Net Pumping of
Sediment Into Deep Water Due To Base-Level Cycling
Kim, Wonsuck1, Chris Paola1,
John Martin2, Marty Perlmutter3, Frederick Tapaha4
(1) University of Minnesota, Minneapolis, MN (2) St Anthony Falls Laboratory,
University of Minnesota, Minneapolis, MN (3) Chevron Energy Technology Company,
Houston, TX (4) New Mexico Institute of Mining and Technology, Socorro, NM
The general tendency for sediment supply
to deep water to be maximized during eustatic fall
and lowstand, and minimized during rise and high stand, is well
established in the sequence-stratigraphy literature.

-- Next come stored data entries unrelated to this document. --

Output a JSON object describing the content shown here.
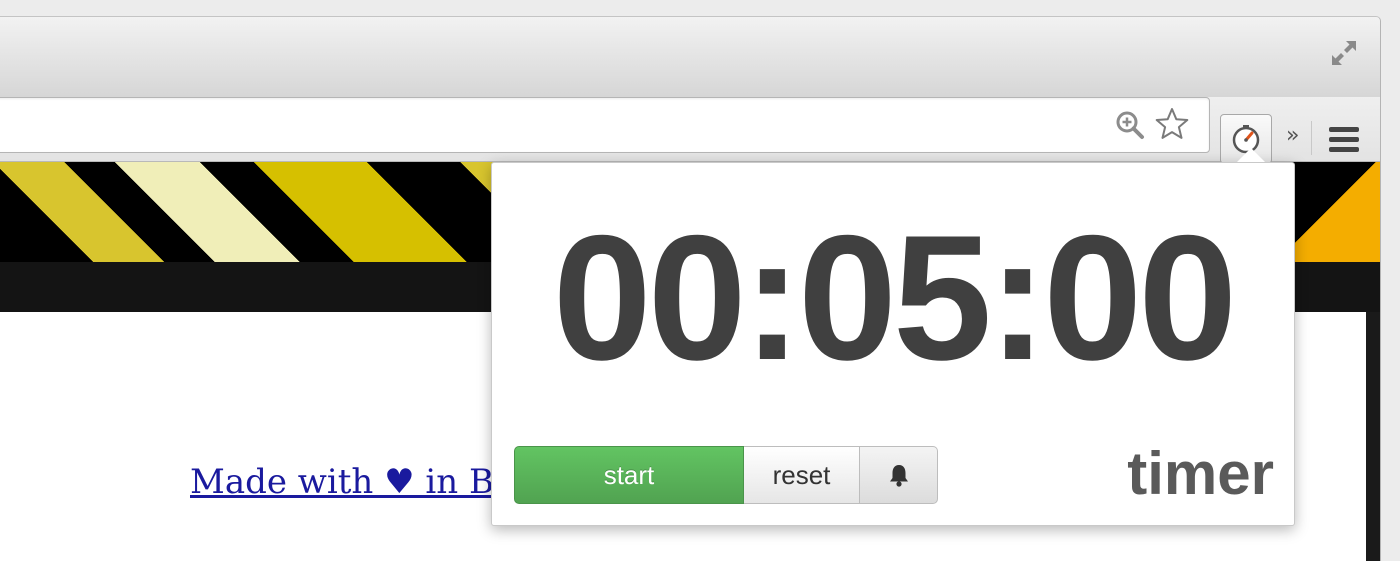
{
  "browser": {
    "omnibox": {
      "value": "",
      "placeholder": ""
    },
    "overflow_label": "»",
    "icons": {
      "fullscreen": "fullscreen-expand-icon",
      "zoom": "zoom-in-icon",
      "bookmark": "bookmark-star-icon",
      "extension": "timer-extension-icon",
      "menu": "hamburger-menu-icon"
    }
  },
  "page": {
    "footer_link_text": "Made with ♥ in Ba"
  },
  "popup": {
    "time": "00:05:00",
    "buttons": {
      "start": "start",
      "reset": "reset",
      "bell": "bell-icon"
    },
    "brand": "timer"
  },
  "colors": {
    "start_green": "#5bb75b",
    "timer_text": "#404040",
    "link_blue": "#1a1a9e",
    "stripe_yellow": "#d6c000",
    "stripe_cream": "#f0eeb8",
    "banner_orange": "#f4ad00"
  }
}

Much less is known about the cumulative effect of repeated eustatic
cycles on net deep-water sediment delivery. Here we investigate the possibility
that repeated eustatic cycles can increase the net
delivery of sediment to deep water averaged over several cycles, an effect we
term sediment pumping. We present two sets of experimental results collected
from the Experimental EarthScape (XES) and Delta
basins at the St. Anthony Falls Laboratory, University of Minnesota. XES run in 2002
modeled the effect of slow and rapid base-level cycles on stratigraphic
configuration under a passive margin type subsidence with constant water and
sediment supply. Two Delta basin experiments in 2005 were run to address the
effects of water and sediment supply variation with +90° and -90° phase shifts
from the imposed base-level cycle on stratal
development. These experiments provide clear examples of stratigraphic
fluvial and marine facies partitioning driven by
base-level change and coupled supply and base-level cycling, respectively.
Combining data from these laboratory experiments (sliced sections and scanned
topographic profiles) and a 2D geometric model, we find that net sediment
pumping depends on (1) the relative timescale of the external perturbation to
the basin equilibrium time, i.e., a ‘slow' or ‘rapid' base-level cycle, (2) the
spatial subsidence pattern, and (3) the phase of sediment supply relative to eustatic variation. Slow base-level cycling results in a
rather poor sediment pump, actually resulting in a smaller marine fraction
compared to constant base-level conditions (i.e. no perturbation). A backtilting subsidence pattern produces a substantially
stronger pumping than a foretilting
geometry, and pumping is maximized when the sediment supply maximum occurs
during eustatic falling stage or lowstand.